Nothing underlines the difference more than to leave the city of the velvet revolution, where the theatres became fora for assembly, debate, planning and information exchange, travel to the city of 3 opera houses and 7 symphony orchestras, including the pre-eminent orchestra in the world today, and then check what is going on at home only to find the dispiriting news that the Australia Council for the Arts staff are to go on strike for the first time over extreme workloads, wage reductions and poor morale.
They just don't get it. The obvious is staring them in the face. If the Sydney Opera House doesn't define as clearly as possible what artistic investment can achieve beyond the immediate, then call me a politician.
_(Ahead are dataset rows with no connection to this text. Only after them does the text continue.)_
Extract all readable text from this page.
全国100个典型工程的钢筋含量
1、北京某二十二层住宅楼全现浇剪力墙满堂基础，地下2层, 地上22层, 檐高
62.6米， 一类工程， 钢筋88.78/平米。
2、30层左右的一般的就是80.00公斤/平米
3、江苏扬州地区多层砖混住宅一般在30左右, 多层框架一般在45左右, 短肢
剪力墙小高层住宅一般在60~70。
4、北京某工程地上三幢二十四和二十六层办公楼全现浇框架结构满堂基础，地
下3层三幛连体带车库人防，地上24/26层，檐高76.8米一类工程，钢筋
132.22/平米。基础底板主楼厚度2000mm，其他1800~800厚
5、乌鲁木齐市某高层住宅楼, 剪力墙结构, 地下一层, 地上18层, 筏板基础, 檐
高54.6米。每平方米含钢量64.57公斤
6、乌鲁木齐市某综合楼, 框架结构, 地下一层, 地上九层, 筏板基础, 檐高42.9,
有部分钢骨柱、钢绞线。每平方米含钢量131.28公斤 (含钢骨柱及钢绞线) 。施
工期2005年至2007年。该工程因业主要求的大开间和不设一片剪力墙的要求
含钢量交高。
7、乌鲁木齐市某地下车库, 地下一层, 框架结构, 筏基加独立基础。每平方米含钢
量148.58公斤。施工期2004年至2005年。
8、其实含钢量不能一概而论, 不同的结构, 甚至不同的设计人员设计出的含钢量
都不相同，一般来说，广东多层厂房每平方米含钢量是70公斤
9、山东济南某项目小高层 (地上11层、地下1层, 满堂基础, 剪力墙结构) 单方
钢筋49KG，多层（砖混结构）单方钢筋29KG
Strangely, at the recent Utzon memorial, it was left to Premier Natham Rees, in his broad twanging accent, not the empty headed federal minister of the yartz, to touch on what artistic expenditure can do for spirit, soul, individual and national good.
Here, William Osborne looks at the different attitudes to arts funding between Europe and the United States, a situatiion even more extreme in Australia where benefaction is occassional at best.
"1. Europeans use public funding to provide alternatives to the marketplace for cultural expression.
2. European politicians avoid attacking the arts for populist and opportunistic political gains.
3. European arts funding is generally decentralized and administered mostly on the state and municipals levels.
4. Europeans use their cultural legacies to establish and assert their place in the world, often through extensive cultural diplomacy.
5. Europeans combine arts education with the living presence of the performing arts within their communities.
6. Even though Europeans often celebrate the lighter classics, they still stress classical musical for its inherent strengths.
7. Europeans view the city itself as the greatest and most complete expression of the human mind and spirit."
Meanwhile, tonight
2 comments:
I like how you have caught Unter den Linden in the glass.
Envying your wanderings!
Ah M, thank you; you live. i've been wondering, even worrying. Nice to know you're back.